Hanging by a Golden Thread

Jill Letten (AiR)


January 5 – February 16, 2024
Opening Reception: Friday, January 12, 7–10 PM

Image Credit: Jill Letten, ‘Hanging by a Golden Thread’, 2023, Acrylic on textile, Courtesy of the artist.

Hanging by a Golden Thread

Hanging by a Golden Thread is an experimentation of textiles utilizing recycled materials and clothing, repurposing them into tangled yet intentional tapestries that explore the interconnections of the textile waste industry, overconsumption, and capitalism. The synthetic material composing much of the fabric used has been assembled using slow fashion techniques such as hand stitching and weaving.

Inspired by mid-century advertisements and fashion archives, the works serve as a conversation between figures and backgrounds. The artworks represent the visuals of textile waste, with textures and shapes distorting depth and space, consuming the painted figures. The chaotic patterns of the quilted and woven fabric are made to emulate the layering of fabric in how it appears in landfills, slumping together in massive heaps. The garments worn by the figures have become absorbed into the tapestry becoming insignificant to the whole of the work, leaving the figure and the collaged surface at the forefront to be confronted.

The mid-twentieth century was an era marked by economic growth and idealized perfectionism through aesthetics and mass consumerist culture. This series sparked interest in the reflections that come from situating figures from distant eras as portals to past times, as mirrors to the modern. 

ABOUT THE ARTIST

Jill Letten is an artist from Hamilton, Ontario, accredited with a BFA from McMaster University’s Studio Arts program. She is a contemporary realist painter creating acrylic paintings that visualize realistic, and sometimes surrealistic, environments. The word ‘anemoia’ has become a term of interest, defined as “a nostalgic sense of longing for a past you yourself have never lived.” Pulling from mid-century aesthetics and imagery for visual inspiration, Jill is interested in examining the visuals of social euphoria and rose-tinted idealism. The process of layering visuals that call on the past to be viewed in a modern context is something that she is creatively intrigued by. Inviting viewers to examine beneath the fragments of what is visible to connect and relate to past lives through a relatable or critical lens.

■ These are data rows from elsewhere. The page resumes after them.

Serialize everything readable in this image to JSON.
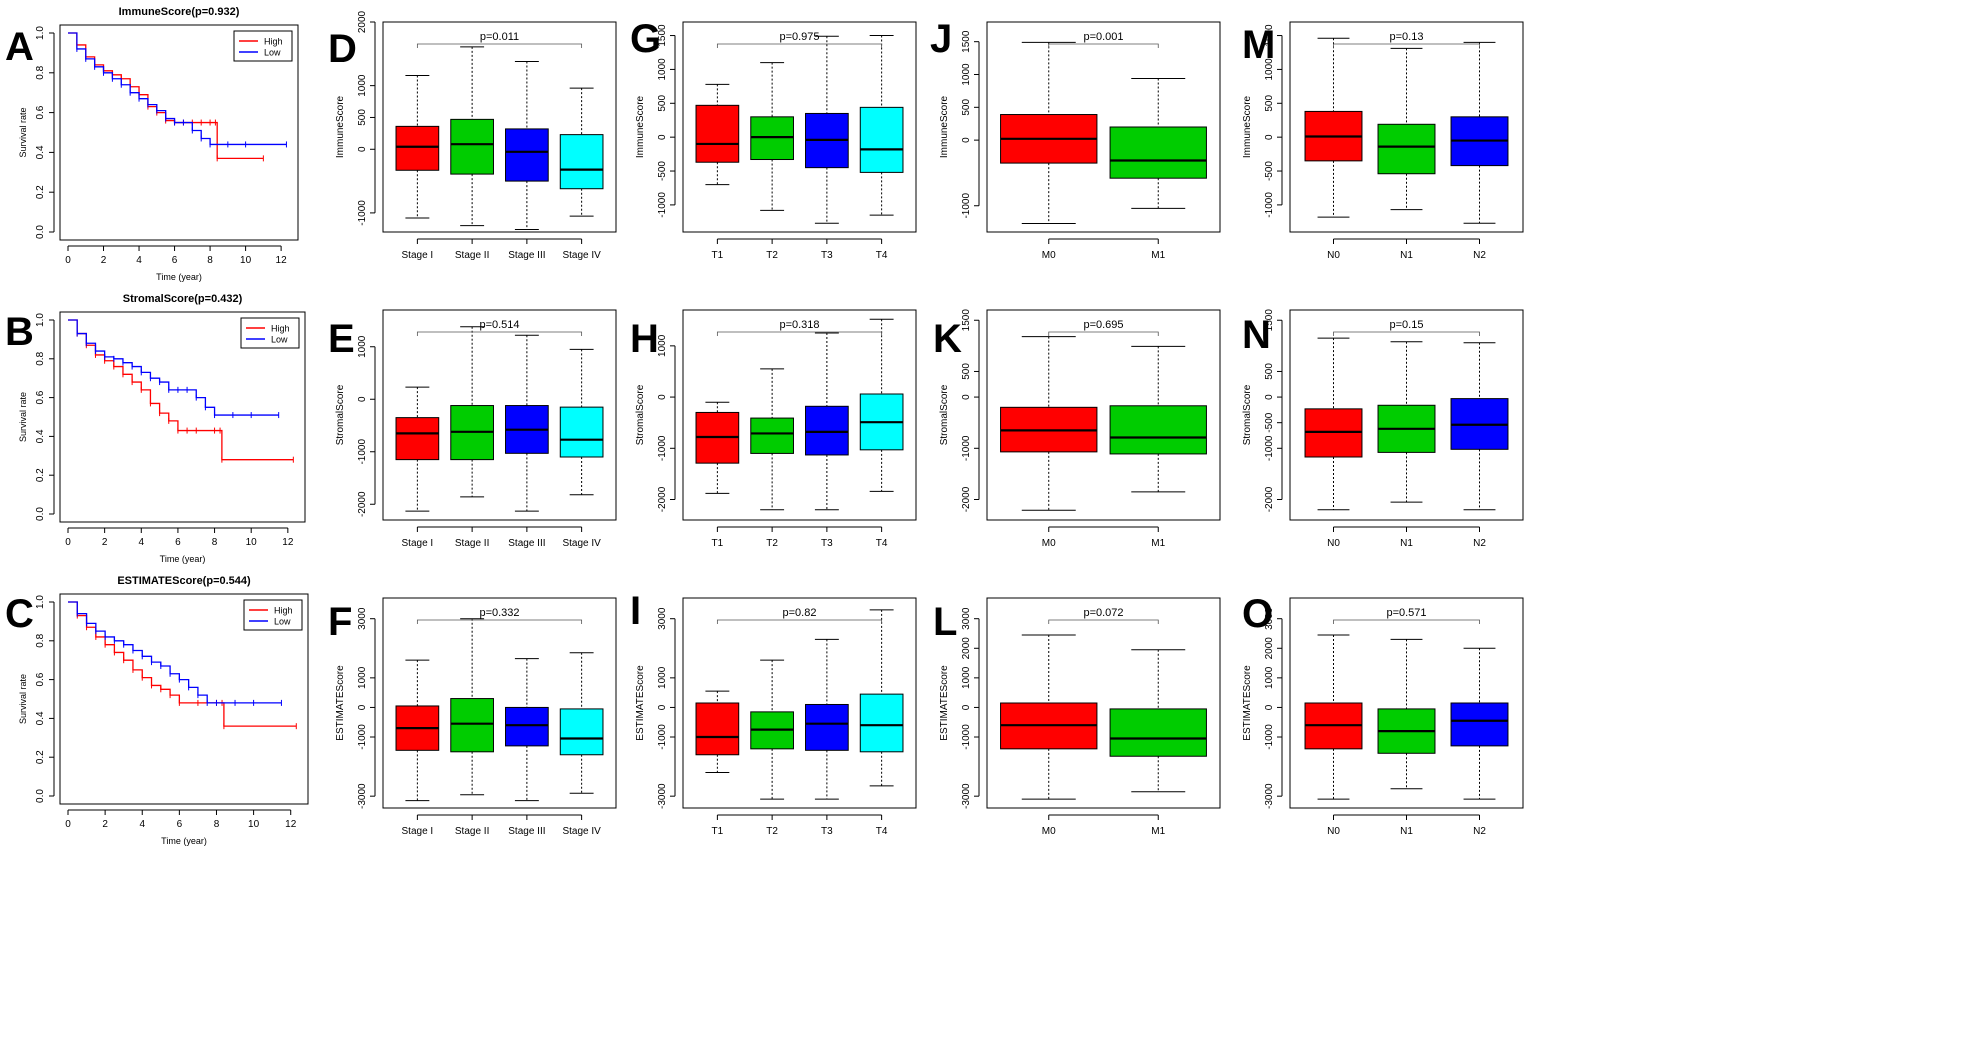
{
  "chart_data": [
    {
      "panel": "A",
      "type": "line",
      "kind": "km",
      "title": "ImmuneScore(p=0.932)",
      "xlabel": "Time (year)",
      "ylabel": "Survival rate",
      "xlim": [
        0,
        12.5
      ],
      "ylim": [
        0,
        1
      ],
      "xticks": [
        "0",
        "2",
        "4",
        "6",
        "8",
        "10",
        "12"
      ],
      "yticks": [
        "0.0",
        "0.2",
        "0.4",
        "0.6",
        "0.8",
        "1.0"
      ],
      "legend": [
        "High",
        "Low"
      ],
      "legend_position": "top-right",
      "series": [
        {
          "name": "High",
          "color": "#ff0000",
          "x": [
            0,
            0.5,
            1,
            1.5,
            2,
            2.5,
            3,
            3.5,
            4,
            4.5,
            5,
            5.5,
            6,
            6.5,
            7,
            7.5,
            8,
            8.3,
            8.4,
            11
          ],
          "y": [
            1,
            0.94,
            0.88,
            0.84,
            0.81,
            0.79,
            0.77,
            0.73,
            0.69,
            0.63,
            0.6,
            0.56,
            0.55,
            0.55,
            0.55,
            0.55,
            0.55,
            0.55,
            0.37,
            0.37
          ]
        },
        {
          "name": "Low",
          "color": "#0000ff",
          "x": [
            0,
            0.5,
            1,
            1.5,
            2,
            2.5,
            3,
            3.5,
            4,
            4.5,
            5,
            5.5,
            6,
            6.5,
            7,
            7.5,
            8,
            9,
            10,
            12.3
          ],
          "y": [
            1,
            0.92,
            0.87,
            0.83,
            0.8,
            0.77,
            0.74,
            0.7,
            0.67,
            0.64,
            0.61,
            0.57,
            0.55,
            0.55,
            0.51,
            0.47,
            0.44,
            0.44,
            0.44,
            0.44
          ]
        }
      ]
    },
    {
      "panel": "B",
      "type": "line",
      "kind": "km",
      "title": "StromalScore(p=0.432)",
      "xlabel": "Time (year)",
      "ylabel": "Survival rate",
      "xlim": [
        0,
        12.5
      ],
      "ylim": [
        0,
        1
      ],
      "xticks": [
        "0",
        "2",
        "4",
        "6",
        "8",
        "10",
        "12"
      ],
      "yticks": [
        "0.0",
        "0.2",
        "0.4",
        "0.6",
        "0.8",
        "1.0"
      ],
      "legend": [
        "High",
        "Low"
      ],
      "legend_position": "top-right",
      "series": [
        {
          "name": "High",
          "color": "#ff0000",
          "x": [
            0,
            0.5,
            1,
            1.5,
            2,
            2.5,
            3,
            3.5,
            4,
            4.5,
            5,
            5.5,
            6,
            6.5,
            7,
            8,
            8.3,
            8.4,
            12.3
          ],
          "y": [
            1,
            0.93,
            0.87,
            0.82,
            0.79,
            0.76,
            0.72,
            0.68,
            0.64,
            0.57,
            0.52,
            0.48,
            0.43,
            0.43,
            0.43,
            0.43,
            0.43,
            0.28,
            0.28
          ]
        },
        {
          "name": "Low",
          "color": "#0000ff",
          "x": [
            0,
            0.5,
            1,
            1.5,
            2,
            2.5,
            3,
            3.5,
            4,
            4.5,
            5,
            5.5,
            6,
            6.5,
            7,
            7.5,
            8,
            9,
            10,
            11.5
          ],
          "y": [
            1,
            0.93,
            0.88,
            0.84,
            0.81,
            0.8,
            0.78,
            0.76,
            0.73,
            0.7,
            0.68,
            0.64,
            0.64,
            0.64,
            0.6,
            0.55,
            0.51,
            0.51,
            0.51,
            0.51
          ]
        }
      ]
    },
    {
      "panel": "C",
      "type": "line",
      "kind": "km",
      "title": "ESTIMATEScore(p=0.544)",
      "xlabel": "Time (year)",
      "ylabel": "Survival rate",
      "xlim": [
        0,
        12.5
      ],
      "ylim": [
        0,
        1
      ],
      "xticks": [
        "0",
        "2",
        "4",
        "6",
        "8",
        "10",
        "12"
      ],
      "yticks": [
        "0.0",
        "0.2",
        "0.4",
        "0.6",
        "0.8",
        "1.0"
      ],
      "legend": [
        "High",
        "Low"
      ],
      "legend_position": "top-right",
      "series": [
        {
          "name": "High",
          "color": "#ff0000",
          "x": [
            0,
            0.5,
            1,
            1.5,
            2,
            2.5,
            3,
            3.5,
            4,
            4.5,
            5,
            5.5,
            6,
            7,
            8,
            8.3,
            8.4,
            12.3
          ],
          "y": [
            1,
            0.93,
            0.87,
            0.82,
            0.78,
            0.74,
            0.7,
            0.65,
            0.61,
            0.57,
            0.55,
            0.52,
            0.48,
            0.48,
            0.48,
            0.48,
            0.36,
            0.36
          ]
        },
        {
          "name": "Low",
          "color": "#0000ff",
          "x": [
            0,
            0.5,
            1,
            1.5,
            2,
            2.5,
            3,
            3.5,
            4,
            4.5,
            5,
            5.5,
            6,
            6.5,
            7,
            7.5,
            8,
            9,
            10,
            11.5
          ],
          "y": [
            1,
            0.94,
            0.89,
            0.85,
            0.82,
            0.8,
            0.78,
            0.75,
            0.72,
            0.69,
            0.67,
            0.63,
            0.6,
            0.56,
            0.52,
            0.48,
            0.48,
            0.48,
            0.48,
            0.48
          ]
        }
      ]
    },
    {
      "panel": "D",
      "type": "box",
      "ylabel": "ImmuneScore",
      "pval": "p=0.011",
      "ylim": [
        -1300,
        2000
      ],
      "yticks": [
        -1000,
        0,
        500,
        1000,
        2000
      ],
      "categories": [
        "Stage I",
        "Stage II",
        "Stage III",
        "Stage IV"
      ],
      "colors": [
        "#ff0000",
        "#00cc00",
        "#0000ff",
        "#00ffff"
      ],
      "boxes": [
        {
          "min": -1080,
          "q1": -330,
          "median": 40,
          "q3": 360,
          "max": 1160
        },
        {
          "min": -1200,
          "q1": -390,
          "median": 80,
          "q3": 470,
          "max": 1610
        },
        {
          "min": -1260,
          "q1": -500,
          "median": -40,
          "q3": 320,
          "max": 1380
        },
        {
          "min": -1050,
          "q1": -620,
          "median": -320,
          "q3": 230,
          "max": 960
        }
      ]
    },
    {
      "panel": "G",
      "type": "box",
      "ylabel": "ImmuneScore",
      "pval": "p=0.975",
      "ylim": [
        -1400,
        1700
      ],
      "yticks": [
        -1000,
        -500,
        0,
        500,
        1000,
        1500
      ],
      "categories": [
        "T1",
        "T2",
        "T3",
        "T4"
      ],
      "colors": [
        "#ff0000",
        "#00cc00",
        "#0000ff",
        "#00ffff"
      ],
      "boxes": [
        {
          "min": -700,
          "q1": -370,
          "median": -100,
          "q3": 470,
          "max": 780
        },
        {
          "min": -1080,
          "q1": -330,
          "median": 0,
          "q3": 300,
          "max": 1100
        },
        {
          "min": -1270,
          "q1": -450,
          "median": -40,
          "q3": 350,
          "max": 1490
        },
        {
          "min": -1150,
          "q1": -520,
          "median": -180,
          "q3": 440,
          "max": 1500
        }
      ]
    },
    {
      "panel": "J",
      "type": "box",
      "ylabel": "ImmuneScore",
      "pval": "p=0.001",
      "ylim": [
        -1400,
        1800
      ],
      "yticks": [
        -1000,
        0,
        500,
        1000,
        1500
      ],
      "categories": [
        "M0",
        "M1"
      ],
      "colors": [
        "#ff0000",
        "#00cc00"
      ],
      "boxes": [
        {
          "min": -1270,
          "q1": -350,
          "median": 20,
          "q3": 390,
          "max": 1490
        },
        {
          "min": -1040,
          "q1": -580,
          "median": -310,
          "q3": 200,
          "max": 940
        }
      ]
    },
    {
      "panel": "M",
      "type": "box",
      "ylabel": "ImmuneScore",
      "pval": "p=0.13",
      "ylim": [
        -1400,
        1700
      ],
      "yticks": [
        -1000,
        -500,
        0,
        500,
        1000,
        1500
      ],
      "categories": [
        "N0",
        "N1",
        "N2"
      ],
      "colors": [
        "#ff0000",
        "#00cc00",
        "#0000ff"
      ],
      "boxes": [
        {
          "min": -1180,
          "q1": -350,
          "median": 10,
          "q3": 380,
          "max": 1460
        },
        {
          "min": -1070,
          "q1": -540,
          "median": -140,
          "q3": 190,
          "max": 1310
        },
        {
          "min": -1270,
          "q1": -420,
          "median": -50,
          "q3": 300,
          "max": 1400
        }
      ]
    },
    {
      "panel": "E",
      "type": "box",
      "ylabel": "StromalScore",
      "pval": "p=0.514",
      "ylim": [
        -2300,
        1700
      ],
      "yticks": [
        -2000,
        -1000,
        0,
        1000
      ],
      "categories": [
        "Stage I",
        "Stage II",
        "Stage III",
        "Stage IV"
      ],
      "colors": [
        "#ff0000",
        "#00cc00",
        "#0000ff",
        "#00ffff"
      ],
      "boxes": [
        {
          "min": -2130,
          "q1": -1150,
          "median": -650,
          "q3": -350,
          "max": 230
        },
        {
          "min": -1860,
          "q1": -1150,
          "median": -620,
          "q3": -120,
          "max": 1380
        },
        {
          "min": -2130,
          "q1": -1030,
          "median": -580,
          "q3": -120,
          "max": 1220
        },
        {
          "min": -1820,
          "q1": -1100,
          "median": -770,
          "q3": -150,
          "max": 950
        }
      ]
    },
    {
      "panel": "H",
      "type": "box",
      "ylabel": "StromalScore",
      "pval": "p=0.318",
      "ylim": [
        -2400,
        1700
      ],
      "yticks": [
        -2000,
        -1000,
        0,
        1000
      ],
      "categories": [
        "T1",
        "T2",
        "T3",
        "T4"
      ],
      "colors": [
        "#ff0000",
        "#00cc00",
        "#0000ff",
        "#00ffff"
      ],
      "boxes": [
        {
          "min": -1880,
          "q1": -1290,
          "median": -780,
          "q3": -300,
          "max": -100
        },
        {
          "min": -2200,
          "q1": -1100,
          "median": -710,
          "q3": -410,
          "max": 550
        },
        {
          "min": -2200,
          "q1": -1130,
          "median": -680,
          "q3": -180,
          "max": 1250
        },
        {
          "min": -1840,
          "q1": -1030,
          "median": -490,
          "q3": 60,
          "max": 1520
        }
      ]
    },
    {
      "panel": "K",
      "type": "box",
      "ylabel": "StromalScore",
      "pval": "p=0.695",
      "ylim": [
        -2400,
        1700
      ],
      "yticks": [
        -2000,
        -1000,
        0,
        500,
        1500
      ],
      "categories": [
        "M0",
        "M1"
      ],
      "colors": [
        "#ff0000",
        "#00cc00"
      ],
      "boxes": [
        {
          "min": -2210,
          "q1": -1070,
          "median": -650,
          "q3": -200,
          "max": 1180
        },
        {
          "min": -1850,
          "q1": -1110,
          "median": -790,
          "q3": -170,
          "max": 990
        }
      ]
    },
    {
      "panel": "N",
      "type": "box",
      "ylabel": "StromalScore",
      "pval": "p=0.15",
      "ylim": [
        -2400,
        1700
      ],
      "yticks": [
        -2000,
        -1000,
        -500,
        0,
        500,
        1500
      ],
      "categories": [
        "N0",
        "N1",
        "N2"
      ],
      "colors": [
        "#ff0000",
        "#00cc00",
        "#0000ff"
      ],
      "boxes": [
        {
          "min": -2200,
          "q1": -1170,
          "median": -680,
          "q3": -230,
          "max": 1150
        },
        {
          "min": -2050,
          "q1": -1080,
          "median": -620,
          "q3": -160,
          "max": 1080
        },
        {
          "min": -2200,
          "q1": -1020,
          "median": -540,
          "q3": -30,
          "max": 1060
        }
      ]
    },
    {
      "panel": "F",
      "type": "box",
      "ylabel": "ESTIMATEScore",
      "pval": "p=0.332",
      "ylim": [
        -3400,
        3700
      ],
      "yticks": [
        -3000,
        -1000,
        0,
        1000,
        3000
      ],
      "categories": [
        "Stage I",
        "Stage II",
        "Stage III",
        "Stage IV"
      ],
      "colors": [
        "#ff0000",
        "#00cc00",
        "#0000ff",
        "#00ffff"
      ],
      "boxes": [
        {
          "min": -3150,
          "q1": -1450,
          "median": -700,
          "q3": 50,
          "max": 1600
        },
        {
          "min": -2950,
          "q1": -1500,
          "median": -550,
          "q3": 300,
          "max": 3000
        },
        {
          "min": -3150,
          "q1": -1300,
          "median": -600,
          "q3": 0,
          "max": 1650
        },
        {
          "min": -2900,
          "q1": -1600,
          "median": -1050,
          "q3": -50,
          "max": 1850
        }
      ]
    },
    {
      "panel": "I",
      "type": "box",
      "ylabel": "ESTIMATEScore",
      "pval": "p=0.82",
      "ylim": [
        -3400,
        3700
      ],
      "yticks": [
        -3000,
        -1000,
        0,
        1000,
        3000
      ],
      "categories": [
        "T1",
        "T2",
        "T3",
        "T4"
      ],
      "colors": [
        "#ff0000",
        "#00cc00",
        "#0000ff",
        "#00ffff"
      ],
      "boxes": [
        {
          "min": -2200,
          "q1": -1600,
          "median": -1000,
          "q3": 150,
          "max": 550
        },
        {
          "min": -3100,
          "q1": -1400,
          "median": -750,
          "q3": -150,
          "max": 1600
        },
        {
          "min": -3100,
          "q1": -1450,
          "median": -550,
          "q3": 100,
          "max": 2300
        },
        {
          "min": -2650,
          "q1": -1500,
          "median": -600,
          "q3": 450,
          "max": 3300
        }
      ]
    },
    {
      "panel": "L",
      "type": "box",
      "ylabel": "ESTIMATEScore",
      "pval": "p=0.072",
      "ylim": [
        -3400,
        3700
      ],
      "yticks": [
        -3000,
        -1000,
        0,
        1000,
        2000,
        3000
      ],
      "categories": [
        "M0",
        "M1"
      ],
      "colors": [
        "#ff0000",
        "#00cc00"
      ],
      "boxes": [
        {
          "min": -3100,
          "q1": -1400,
          "median": -600,
          "q3": 150,
          "max": 2450
        },
        {
          "min": -2850,
          "q1": -1650,
          "median": -1050,
          "q3": -50,
          "max": 1950
        }
      ]
    },
    {
      "panel": "O",
      "type": "box",
      "ylabel": "ESTIMATEScore",
      "pval": "p=0.571",
      "ylim": [
        -3400,
        3700
      ],
      "yticks": [
        -3000,
        -1000,
        0,
        1000,
        2000,
        3000
      ],
      "categories": [
        "N0",
        "N1",
        "N2"
      ],
      "colors": [
        "#ff0000",
        "#00cc00",
        "#0000ff"
      ],
      "boxes": [
        {
          "min": -3100,
          "q1": -1400,
          "median": -600,
          "q3": 150,
          "max": 2450
        },
        {
          "min": -2750,
          "q1": -1550,
          "median": -800,
          "q3": -50,
          "max": 2300
        },
        {
          "min": -3100,
          "q1": -1300,
          "median": -450,
          "q3": 150,
          "max": 2000
        }
      ]
    }
  ]
}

Jill’s work has been shown at galleries such as the Hamilton Artist Inc., Glenhyrst Art Gallery, Paul Elia Gallery, You Me Gallery, Blue Crow Gallery, Cedar Ridge Gallery, Art Gallery of Peterborough and The Art Gallery of Hamilton. She recently completed an Artist Residency with the Art of Creation, a partnership between the Art Gallery of Hamilton and McMaster University, and is a 2023 Emerging Artist in Residence at Centre[3].